Mais leurs chefs n'osèrent pas aller jusqu'au bout... (Bruno)
Rien n'est plus vrai, mon cher Bruno, et pour quiconque se documente un peu, force lui sera de se rendre à cette évidence : Napoléon
a été convaincu de la possibilité d'un débarquement, et il l'a voulu réellement ; ses hésitations d'un moment s'expliquant sur le choix du plan à mettre en oeuvre.
Si, plus tard, ses intentions ont été modifiées, c'est, comme nous l'avons déjà dit, par suite d'évènements graves, et aussi surtout à cause de la
passivité d'auxiliaires nécessaires qui ont résisté aux ordres formels de Napoléon.

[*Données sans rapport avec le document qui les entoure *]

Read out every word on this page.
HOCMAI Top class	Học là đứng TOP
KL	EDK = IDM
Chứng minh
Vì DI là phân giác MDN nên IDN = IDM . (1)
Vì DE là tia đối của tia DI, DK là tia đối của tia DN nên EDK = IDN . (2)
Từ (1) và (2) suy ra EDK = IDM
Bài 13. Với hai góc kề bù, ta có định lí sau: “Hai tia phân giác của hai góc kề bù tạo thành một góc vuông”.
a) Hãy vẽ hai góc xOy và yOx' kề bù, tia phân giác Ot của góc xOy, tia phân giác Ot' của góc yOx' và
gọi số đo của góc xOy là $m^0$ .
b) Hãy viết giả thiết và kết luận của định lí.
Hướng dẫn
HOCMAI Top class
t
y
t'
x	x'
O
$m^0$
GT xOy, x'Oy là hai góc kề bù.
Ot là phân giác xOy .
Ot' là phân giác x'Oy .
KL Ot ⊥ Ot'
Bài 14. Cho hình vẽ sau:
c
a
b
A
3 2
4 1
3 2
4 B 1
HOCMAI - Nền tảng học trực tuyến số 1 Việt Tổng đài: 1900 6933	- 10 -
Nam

De plus, même si des défections fatales ressemblant à de vraies trahisons, l'obligèrent à détourner la Grande Armée de son objectif primitif,
Napoléon estimait encore que des circonstances plus favorables pouvaient servir son projet.
Napoléon n'a pas à subir encore une fois le non aboutissement de son projet, ou le prétendu "désintéressement" de ce dernier quand on sait que, timides ou glorieux, bon nombre de ses amiraux ont discuté les ordres reçus au lieu de s'y conformer, jugeant mal le plan d'ensemble dont la conception leur échappait et qui, dans la pensée du Grand Capitaine, se résumait ainsi : obliger l'Angleterre, par une série d'attaques simultanées, à disperser ses forces sur toutes les mers et, par là même, réduire au minimum l'effectif de son escadre dans la Manche ...
Un homme particulièrement clairvoyant et renseigné, vieux marin boulonnais de son état, s'exprimait ainsi :
"Si Napoléon a réuni beaucoup plus de bateaux qu'il n'en fallait pour porter hommes, chevaux et munitions, c'est parce qu'il avait la pensée d' employer par un jour de brume ou une nuit noire, la feinte suivante : faire partir d'avance dans une fausse direction prévue, une quantité de bateaux portant des lumières
sourdes, et montés par quelques artilleurs seulement qui, dans l'obscurité, eussent tiré des coups de canon pour attirer l'escadre ennemie ; et, pendant
ce temps-là, la vraie flottille aurait tenté la traversée du détroit".